If you can program and want to write an execm handler, it should not be too difficult to make sense of one of the existing handlers.

The existing handlers differ in the amount of helper code which they are using:

  • rclimg is written in Perl and handles the execm protocol all by itself (showing how trivial it is).

  • All the Python handlers share at least the rclexecm.py module, which handles the communication. Have a look at, for example, rclzip.py for a handler which uses rclexecm.py directly.

  • Most Python handlers which process single-document files by executing another command are further abstracted by using the rclexec1.py module. See for example rclrtf.py for a simple one, or rcldoc.py for a slightly more complicated one (possibly executing several commands).

  • Handlers which extract text from an XML document by using an XSLT style sheet are now executed inside recollindex, with only the style sheet stored in the filters/ directory. These can use a single style sheet (e.g. abiword.xsl), or two sheets for the data and metadata (e.g. opendoc-body.xsl and opendoc-meta.xsl). The mimeconf configuration file defines how the sheets are used, have a look. Before the C++ import, the xsl-based handlers used a common module rclgenxslt.py, it is still around but unused at the moment. The handler for OpenXML presentations is still the Python version because the format did not fit with what the C++ code does. It would be a good base for another similar issue.

There is a sample trivial handler based on rclexecm.py, with many comments, not actually used by Recoll. It would index a text file as one document per line. Look for rcltxtlines.py in the src/filters directory in the online Recoll Git repository (the sample not in the distributed release at the moment).

You can also have a look at the slightly more complex rclzip.py which uses Zip file paths as identifiers (ipath).

execm handlers sometimes need to make a choice for the nature of the ipath elements that they use in communication with the indexer. Here are a few guidelines:

  • Use ASCII or UTF-8 (if the identifier is an integer print it, for example, like printf %d would do).

  • If at all possible, the data should make some kind of sense when printed to a log file to help with debugging.

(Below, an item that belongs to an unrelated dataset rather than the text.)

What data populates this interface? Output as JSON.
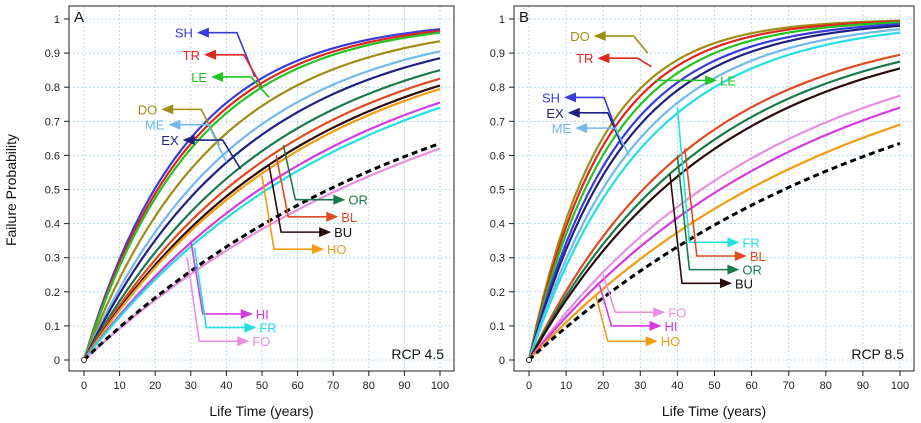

  • Recoll uses a colon (:) as a separator to store a complex path internally (for deeper embedding). Colons inside the ipath elements output by a handler will be escaped, but would be a bad choice as a handler-specific separator (mostly, again, for debugging issues).

In any case, the main goal is that it should be easy for the handler to extract the target document, given the file name and the ipath element.

execm handlers will also produce a document with a null ipath element. Depending on the type of document, this may have some associated data (e.g. the body of an email message), or none (typical for an archive file). If it is empty, this document will be useful anyway for some operations, as the parent of the actual data documents.